Advertisement

Political Rx: Cash

Share

News Item: If Congress outlaws “soft money” campaign contributions and tries to silence special interests before the next federal elections, the National Rifle Assn. vows to launch a vessel and steam into international waters. From there, “The Good Ship NRA” will beam radio messages back to land, warning Americans about which politicians are out to strip them of their constitutional entitlement to keep guns.

In the land of the Bill of Rights, the right to speak out is as difficult to thwart as the right to bear arms. Just read Amendments I and II, then think about the passions of true believers.

So it’s not surprising that political reform is being threatened even before it’s enacted. That’s because Congress, once again, is tackling matters from the wrong end.

Advertisement

I say this having watched, close up, the last great round of campaign finance reform in the nation. I recall sharing in the wave of hope that swept the country and then feeling the incremental disappointment of realizing that far less was achieved than promised.

It was the mid-1970s and I was a reporter in Sacramento, where two guys named Brown delivered lessons to last a lifetime. Jerry Brown was governor of California. His election platform was built on a promise to clean up politics. Among other things, he pushed to have campaign donations reported to the public. Voters, at last, would be allowed to “follow the money.” That was sure to break the cycle of institutional corruption. Politicians would be reluctant to favor donors, or favor them too blatantly, now that the financing of campaigns would occur in the sunlight of public scrutiny. So the thinking went. And the idea spread across the country.

“Bull,” snorted Willie Brown, then a cocky assemblyman from San Francisco. And that turned out to be pretty much on the mark.

Today, a generation later, newspapers are laden with boilerplate, explaining exactly which contributors benefit and by how much, from the deeds of the politicians they bankrolled into office. But disclosure has had a wholly unintended result. It did not clean up politics as much as deepen our cynicism about it. Now we expect the worst from elected officials because the evidence of collusion with contributors is put in front of our faces every day.

I owe much of my love of politics to California’s two Browns. Jerry, now the mayor of Oakland, taught me about ideas and idealism. Willie, now the mayor of San Francisco, taught me realism.

Jerry Brown’s lesson is that we should keep striving. We must applaud those in Congress who are now wrestling with another round of reform, trying to hold back the flood tide of so-called soft money. Urge them on. They deserve our gratitude for trying.

Advertisement

But I think Willie Brown’s lesson is the more important: that no matter what law emerges, money remains the lifeblood of politics. Money is how politicians and do-gooders and scoundrels and knuckleheads and everyone else reaches across the vast sprawl of the United States to voters. Money wins elections. Money makes friends.

The better approach, I think, is to pump more cash into politics, not less. Yours. And mine. Lots of it.

It would take more daring than imagination, but the system of campaign financing could be revolutionized--truly upended--in one step. Make it so we outspend the narrow interests and the fat cats.

No, I’m not speaking of traditional public financing of campaigns. That’s one of the most feckless ideas of our era.
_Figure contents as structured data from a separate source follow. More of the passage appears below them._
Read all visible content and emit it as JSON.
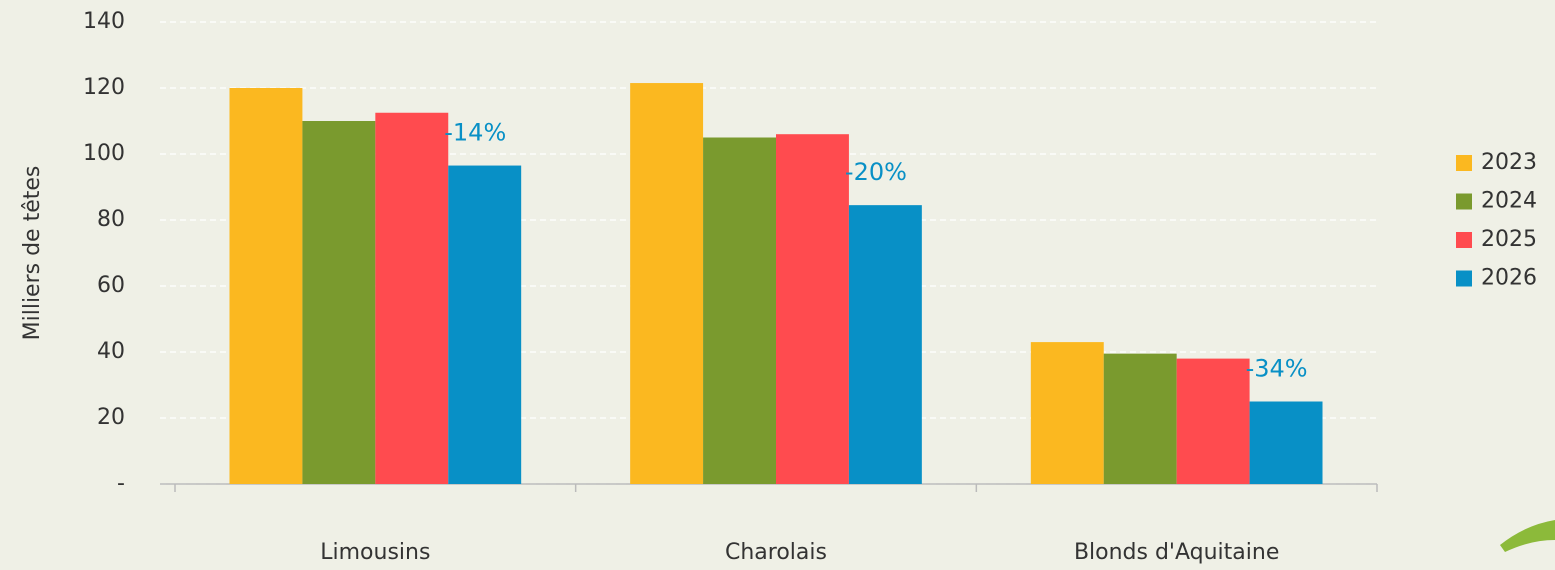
{
  "chart_data": {
    "type": "bar",
    "y_label": "Milliers de têtes",
    "categories": [
      "Limousins",
      "Charolais",
      "Blonds d'Aquitaine"
    ],
    "series": [
      {
        "name": "2023",
        "color": "#fbb820",
        "values": [
          120,
          121.5,
          43
        ]
      },
      {
        "name": "2024",
        "color": "#7a9a2e",
        "values": [
          110,
          105,
          39.5
        ]
      },
      {
        "name": "2025",
        "color": "#ff4b4f",
        "values": [
          112.5,
          106,
          38
        ]
      },
      {
        "name": "2026",
        "color": "#0890c6",
        "values": [
          96.5,
          84.5,
          25
        ]
      }
    ],
    "annotations": [
      "-14%",
      "-20%",
      "-34%"
    ],
    "ylim": [
      0,
      140
    ],
    "yticks": [
      {
        "value": 0,
        "label": "-"
      },
      20,
      40,
      60,
      80,
      100,
      120,
      140
    ],
    "grid": true,
    "legend": "right"
  }
}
Count me among the millions of Americans who don’t want my sweat-labor (such as it is) financing half the gasbags I see aspiring to office. You want to lead, pal, earn it.

No, there is a free-market way. The idea is simple: A $2 tax rebate for every $1 in individual campaign contributions up to $50. You choose whom to support, if anyone. Spread it around, $5 here, $15 there. Your $50 total contribution is rewarded with a $100 federal tax rebate.

In other words, the tax law would provide an incentive for people to invest in what has evolved into the foundation of electoral politics: campaign fund-raising. This is public financing but of a far different stripe. Candidates would have to earn these dollars by the strength of their ideas and the cut of their character, not from closed-door promises at plutocrat fund-raisers. Who would set the nation’s agenda then?

Advertisement

The consequences could be huge: If two-thirds of the nation’s voters made contributions, rank-and-file Americans would swamp the spending of special interests. The last round of federal elections cost perhaps $3 billion--from combined special interests, federal matching funds and rank-and-file contributions, hard money and soft. If 70 million voters each donated $50, they would have generated another $3.5 billion, giving the citizenry the loudest voice of all, which, of course, is only our due.

Rein them in as we can, as Jerry might say. Then outgun them, right, Willie? As for George W. Bush, what better way of priming the economy, and our spirits, than a tax cut that brings government home?

The best thing Ralph Nader did last year was charge supporters a donation to attend a rally. He proved that politics really can be engaging if the cause is right and you feel your participation matters.

As that iconoclastic old writer Ed Abbey used to say, the cure for what ails democracy is more democracy.